Diapason, the major French classical music magazine, celebrates pianist Jonathan Biss and his acclaimed Beethoven Complete Piano Sonatas cycle by naming both Volumes 5 and 7 Diapason D’or in its June issue.
The recordings, released on the artist’s own label, are part of Jonathan’s nine-year, nine-disc recording cycle of Beethoven’s complete piano sonatas, the seventh volume being released earlier this year. The recording cycle will be complete in 2020, at the same time as his final Coursera lectures on the sonatas.
This also coincides with Biss’ other Beethoven project, Beethoven/5, for which the Saint Paul Chamber Orchestra is co-commissioning five composers to write new piano concertos, each inspired by one of Beethoven’s.
Biss writes in issue:
“Recording Beethoven’s complete piano sonatas has been among the most overwhelming experiences of my life. The reason for this, I think, is not precisely the difficulty of the music; rather, it is the intensity of the man. Beethoven’s musical language evolved dramatically over the course of his life, and his sonatas cover an astonishing amount of emotional territory: he is alternately lofty and earthy, tender and brusque, filled with fury and quick to laughter.
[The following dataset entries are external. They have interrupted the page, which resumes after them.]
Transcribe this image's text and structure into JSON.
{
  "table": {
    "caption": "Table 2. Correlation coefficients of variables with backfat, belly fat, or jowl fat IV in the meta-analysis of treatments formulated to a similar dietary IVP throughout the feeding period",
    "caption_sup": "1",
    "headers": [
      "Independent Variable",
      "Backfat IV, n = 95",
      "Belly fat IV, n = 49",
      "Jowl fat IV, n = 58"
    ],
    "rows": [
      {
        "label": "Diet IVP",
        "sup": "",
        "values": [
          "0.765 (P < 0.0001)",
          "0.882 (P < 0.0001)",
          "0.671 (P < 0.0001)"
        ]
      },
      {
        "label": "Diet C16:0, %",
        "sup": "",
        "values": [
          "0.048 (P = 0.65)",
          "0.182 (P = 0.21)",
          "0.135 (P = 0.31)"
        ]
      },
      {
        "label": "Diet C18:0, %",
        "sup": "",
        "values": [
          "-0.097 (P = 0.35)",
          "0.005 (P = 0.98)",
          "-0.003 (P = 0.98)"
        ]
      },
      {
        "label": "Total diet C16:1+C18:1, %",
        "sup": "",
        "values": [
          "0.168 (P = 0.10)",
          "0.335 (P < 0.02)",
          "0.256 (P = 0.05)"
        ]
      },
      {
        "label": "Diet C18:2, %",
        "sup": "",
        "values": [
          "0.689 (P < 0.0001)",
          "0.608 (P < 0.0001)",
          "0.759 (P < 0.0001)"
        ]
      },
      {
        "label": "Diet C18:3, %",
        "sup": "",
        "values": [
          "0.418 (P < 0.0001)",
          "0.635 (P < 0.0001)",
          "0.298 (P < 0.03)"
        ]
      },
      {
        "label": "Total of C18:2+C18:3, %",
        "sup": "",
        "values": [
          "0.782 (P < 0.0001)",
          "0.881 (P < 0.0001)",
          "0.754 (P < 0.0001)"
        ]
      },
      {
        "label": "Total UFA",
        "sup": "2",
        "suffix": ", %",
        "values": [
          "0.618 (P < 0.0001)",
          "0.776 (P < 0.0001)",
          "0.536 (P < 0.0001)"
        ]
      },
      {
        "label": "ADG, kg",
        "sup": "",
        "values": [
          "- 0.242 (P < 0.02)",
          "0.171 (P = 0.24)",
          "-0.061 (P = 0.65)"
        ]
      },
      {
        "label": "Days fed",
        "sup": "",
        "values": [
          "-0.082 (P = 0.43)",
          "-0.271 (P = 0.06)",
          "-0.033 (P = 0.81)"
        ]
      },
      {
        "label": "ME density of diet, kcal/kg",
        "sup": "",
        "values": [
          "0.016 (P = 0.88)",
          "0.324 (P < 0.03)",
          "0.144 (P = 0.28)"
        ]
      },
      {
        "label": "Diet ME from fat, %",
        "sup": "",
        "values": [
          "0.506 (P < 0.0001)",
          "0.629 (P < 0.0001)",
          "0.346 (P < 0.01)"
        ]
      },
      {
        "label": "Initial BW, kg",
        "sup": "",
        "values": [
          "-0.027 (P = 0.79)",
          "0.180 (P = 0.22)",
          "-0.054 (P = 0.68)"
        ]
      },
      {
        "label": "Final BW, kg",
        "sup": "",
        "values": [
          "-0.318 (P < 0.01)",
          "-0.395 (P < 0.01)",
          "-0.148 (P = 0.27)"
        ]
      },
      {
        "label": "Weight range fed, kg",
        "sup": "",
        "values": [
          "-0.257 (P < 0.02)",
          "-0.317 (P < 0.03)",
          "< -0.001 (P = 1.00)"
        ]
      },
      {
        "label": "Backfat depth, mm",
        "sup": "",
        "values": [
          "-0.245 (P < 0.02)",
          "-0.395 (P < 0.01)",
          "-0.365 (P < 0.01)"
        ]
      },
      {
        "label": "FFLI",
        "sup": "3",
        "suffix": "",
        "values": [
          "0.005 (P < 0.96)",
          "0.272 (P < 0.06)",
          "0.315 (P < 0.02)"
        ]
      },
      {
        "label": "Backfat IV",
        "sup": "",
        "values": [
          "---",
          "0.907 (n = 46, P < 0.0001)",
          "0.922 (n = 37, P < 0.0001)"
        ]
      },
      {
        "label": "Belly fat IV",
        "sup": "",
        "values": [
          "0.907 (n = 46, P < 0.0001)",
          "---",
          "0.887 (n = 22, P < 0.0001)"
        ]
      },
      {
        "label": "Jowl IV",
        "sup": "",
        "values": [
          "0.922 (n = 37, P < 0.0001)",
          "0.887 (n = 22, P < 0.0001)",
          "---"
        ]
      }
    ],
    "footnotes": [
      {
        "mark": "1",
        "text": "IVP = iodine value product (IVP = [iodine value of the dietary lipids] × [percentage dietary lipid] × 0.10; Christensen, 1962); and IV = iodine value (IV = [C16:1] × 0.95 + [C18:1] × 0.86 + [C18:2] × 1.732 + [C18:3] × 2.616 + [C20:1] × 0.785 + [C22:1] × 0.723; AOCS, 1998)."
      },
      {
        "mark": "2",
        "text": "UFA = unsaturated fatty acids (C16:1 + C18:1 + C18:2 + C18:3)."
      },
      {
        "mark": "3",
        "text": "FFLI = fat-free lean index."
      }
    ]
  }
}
But whatever he is, he is intensely so: the feeling he is expressing, at any given moment, is taken to its limit, and often beyond.
“So playing Beethoven means giving all of yourself. To play the Appassionata is to storm your way into hell; to play the slow movement of the Hammerklavier is to confront grief in a way we normally make every effort not to; to play the last movement of op. 109 is to wrestle one’s way towards utopia. Playing any of these, once, in a concert hall, takes all of oneself; doing it repeatedly, in a recording studio, trying each time to say something about the music that is personal and precise and true, has made me as dizzy as I’ve ever been. Difficult, for sure, but I feel such gratitude – to be able to touch these pieces, to live with them and learn from them. It is a greater gift than I could ever express.”